Dangers to Homeowners
In home fumigation, consumers should follow the licensed applicator's instructions carefully. Never enter a structure or area with warning signs posted of an ongoing fumigation. Vikane is used for home fumigation, with chloropicrin added to warn of its presence. Vikane can kill houseplants and pets, so every live thing should be removed, even from porches and patios. The fluoride in Vikane will bind to foodstuffs. To prevent excess fluoride ingestion, all foods not in sealed glass or cans are removed or double-bagged in special Nylofume plastic bags. Water an 18-inch strip of soil next to the house to protect the roots of plants living near the house. Trim plants that touch the house to 12 inches away from the house so the protective covering or tent will fit properly to prevent damage and gas leakage.
Dangers to Neighbors
Tenting procedures confine fumigants to the home being treated. However, pets can be vulnerable if they visit neighbouring homes. Restrict pets from hiding under porches or inside nearby homes before they are fumigated.

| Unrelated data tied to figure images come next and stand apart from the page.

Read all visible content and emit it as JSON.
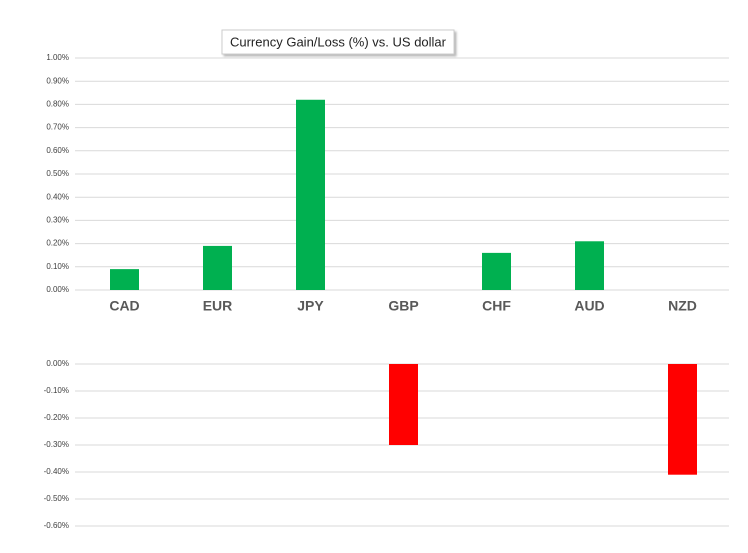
{
  "chart_data": [
    {
      "type": "bar",
      "title": "Currency  Gain/Loss (%) vs. US dollar",
      "categories": [
        "CAD",
        "EUR",
        "JPY",
        "GBP",
        "CHF",
        "AUD",
        "NZD"
      ],
      "values": [
        0.09,
        0.19,
        0.82,
        null,
        0.16,
        0.21,
        null
      ],
      "color": "#00b050",
      "ylim": [
        0,
        1
      ],
      "grid": true,
      "yticks": [
        {
          "value": 0,
          "label": "0.00%"
        },
        {
          "value": 0.1,
          "label": "0.10%"
        },
        {
          "value": 0.2,
          "label": "0.20%"
        },
        {
          "value": 0.3,
          "label": "0.30%"
        },
        {
          "value": 0.4,
          "label": "0.40%"
        },
        {
          "value": 0.5,
          "label": "0.50%"
        },
        {
          "value": 0.6,
          "label": "0.60%"
        },
        {
          "value": 0.7,
          "label": "0.70%"
        },
        {
          "value": 0.8,
          "label": "0.80%"
        },
        {
          "value": 0.9,
          "label": "0.90%"
        },
        {
          "value": 1,
          "label": "1.00%"
        }
      ]
    },
    {
      "type": "bar",
      "values": [
        null,
        null,
        null,
        -0.3,
        null,
        null,
        -0.41
      ],
      "color": "#ff0000",
      "ylim": [
        -0.6,
        0
      ],
      "grid": true,
      "yticks": [
        {
          "value": 0,
          "label": "0.00%"
        },
        {
          "value": -0.1,
          "label": "-0.10%"
        },
        {
          "value": -0.2,
          "label": "-0.20%"
        },
        {
          "value": -0.3,
          "label": "-0.30%"
        },
        {
          "value": -0.4,
          "label": "-0.40%"
        },
        {
          "value": -0.5,
          "label": "-0.50%"
        },
        {
          "value": -0.6,
          "label": "-0.60%"
        }
      ]
    }
  ]
}
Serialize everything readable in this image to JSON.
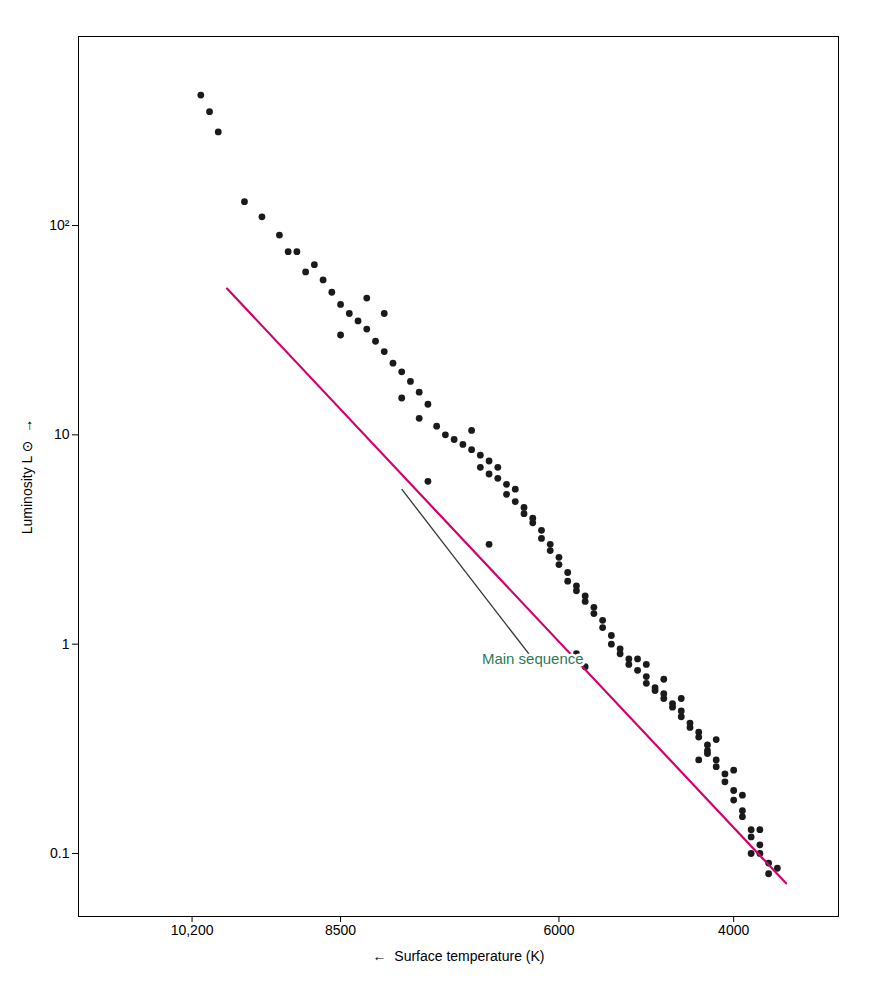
{
  "chart_data": {
    "type": "scatter",
    "x_label": "←  Surface temperature (K)",
    "y_label": "Luminosity L ⊙  →",
    "log": "y",
    "grid": false,
    "xlim": [
      11500,
      2800
    ],
    "ylim": [
      0.05,
      800
    ],
    "xticks": [
      {
        "value": 10200,
        "label": "10,200"
      },
      8500,
      6000,
      4000
    ],
    "yticks": [
      0.1,
      1,
      10,
      {
        "value": 100,
        "label": "10²"
      }
    ],
    "series": [
      {
        "type": "scatter",
        "color": "#1a1a1a",
        "marker": "circle",
        "x": [
          10100,
          10000,
          9900,
          9600,
          9400,
          9200,
          9000,
          8800,
          8700,
          8600,
          8500,
          8400,
          8300,
          8200,
          8100,
          8000,
          7900,
          7800,
          7700,
          7600,
          7500,
          7600,
          7400,
          7300,
          7200,
          7100,
          7000,
          6900,
          6900,
          6800,
          6800,
          6700,
          6600,
          6600,
          6500,
          6500,
          6400,
          6400,
          6300,
          6300,
          6200,
          6200,
          6100,
          6100,
          6000,
          6000,
          5900,
          5900,
          5800,
          5800,
          5700,
          5700,
          5600,
          5600,
          5500,
          5500,
          5400,
          5400,
          5300,
          5300,
          5200,
          5200,
          5100,
          5000,
          5000,
          4900,
          4900,
          4800,
          4800,
          4700,
          4700,
          4600,
          4600,
          4500,
          4500,
          4400,
          4400,
          4300,
          4300,
          4200,
          4200,
          4100,
          4100,
          4000,
          4000,
          3900,
          3900,
          3800,
          3800,
          3700,
          3700,
          3600,
          3500,
          7500,
          6800,
          8500,
          7800,
          8200,
          8000,
          9100,
          8900,
          7000,
          6700,
          5700,
          5800,
          4800,
          4600,
          4200,
          4000,
          3900,
          3700,
          5000,
          5100,
          4300,
          4400,
          3800,
          3600
        ],
        "values": [
          420,
          350,
          280,
          130,
          110,
          90,
          75,
          65,
          55,
          48,
          42,
          38,
          35,
          32,
          28,
          25,
          22,
          20,
          18,
          16,
          14,
          12,
          11,
          10,
          9.5,
          9.0,
          8.5,
          8.0,
          7.0,
          7.5,
          6.5,
          6.2,
          5.8,
          5.2,
          5.5,
          4.8,
          4.5,
          4.2,
          4.0,
          3.8,
          3.5,
          3.2,
          3.0,
          2.8,
          2.6,
          2.4,
          2.2,
          2.0,
          1.9,
          1.8,
          1.7,
          1.6,
          1.5,
          1.4,
          1.3,
          1.2,
          1.1,
          1.0,
          0.95,
          0.9,
          0.85,
          0.8,
          0.75,
          0.7,
          0.65,
          0.62,
          0.6,
          0.58,
          0.55,
          0.52,
          0.5,
          0.48,
          0.45,
          0.42,
          0.4,
          0.38,
          0.36,
          0.33,
          0.31,
          0.28,
          0.26,
          0.24,
          0.22,
          0.2,
          0.18,
          0.16,
          0.15,
          0.13,
          0.12,
          0.11,
          0.1,
          0.09,
          0.085,
          6.0,
          3.0,
          30,
          15,
          45,
          38,
          75,
          60,
          10.5,
          7.0,
          0.78,
          0.9,
          0.68,
          0.55,
          0.35,
          0.25,
          0.19,
          0.13,
          0.8,
          0.85,
          0.3,
          0.28,
          0.1,
          0.08
        ]
      },
      {
        "type": "line",
        "color": "#d4006e",
        "line_style": "solid",
        "x": [
          9800,
          3400
        ],
        "values": [
          50,
          0.072
        ]
      }
    ],
    "annotations": [
      {
        "text": "Main sequence",
        "x": 6300,
        "y": 0.85,
        "arrow_to": [
          7800,
          5.5
        ],
        "color": "#2d7a5a"
      }
    ]
  }
}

Dangers of Phosphine Fumigants
Phosphines are used for agricultural product fumigation and rodent control. Phosphines can react violently when exposed to water or air, causing explosions and flash fires. Firefighters need to be aware of phosphine presence when responding to such emergencies. Phospine turns to an acid in the lungs and destroys the tissues.
Dangers from Weather
Delay fumigation in windy weather. Tents or covers necessary for fumigant retention can be damaged. Rain also affects fumigant application negatively. Cold weather retards the spread and penetration of some fumigants, so treatment may not be effective. At high temperatures, fumigants vaporise faster and may not kill pests. Generally, temperatures should be between 15.6 and 26.7 degrees Celsius.
Dangers to the Environment
Methyl bromide is implicated in ozone depletion. Fumigants can leak or drift and cause contaminated air, demonstrated by Telone in areas of California. Groundwater can also become contaminated.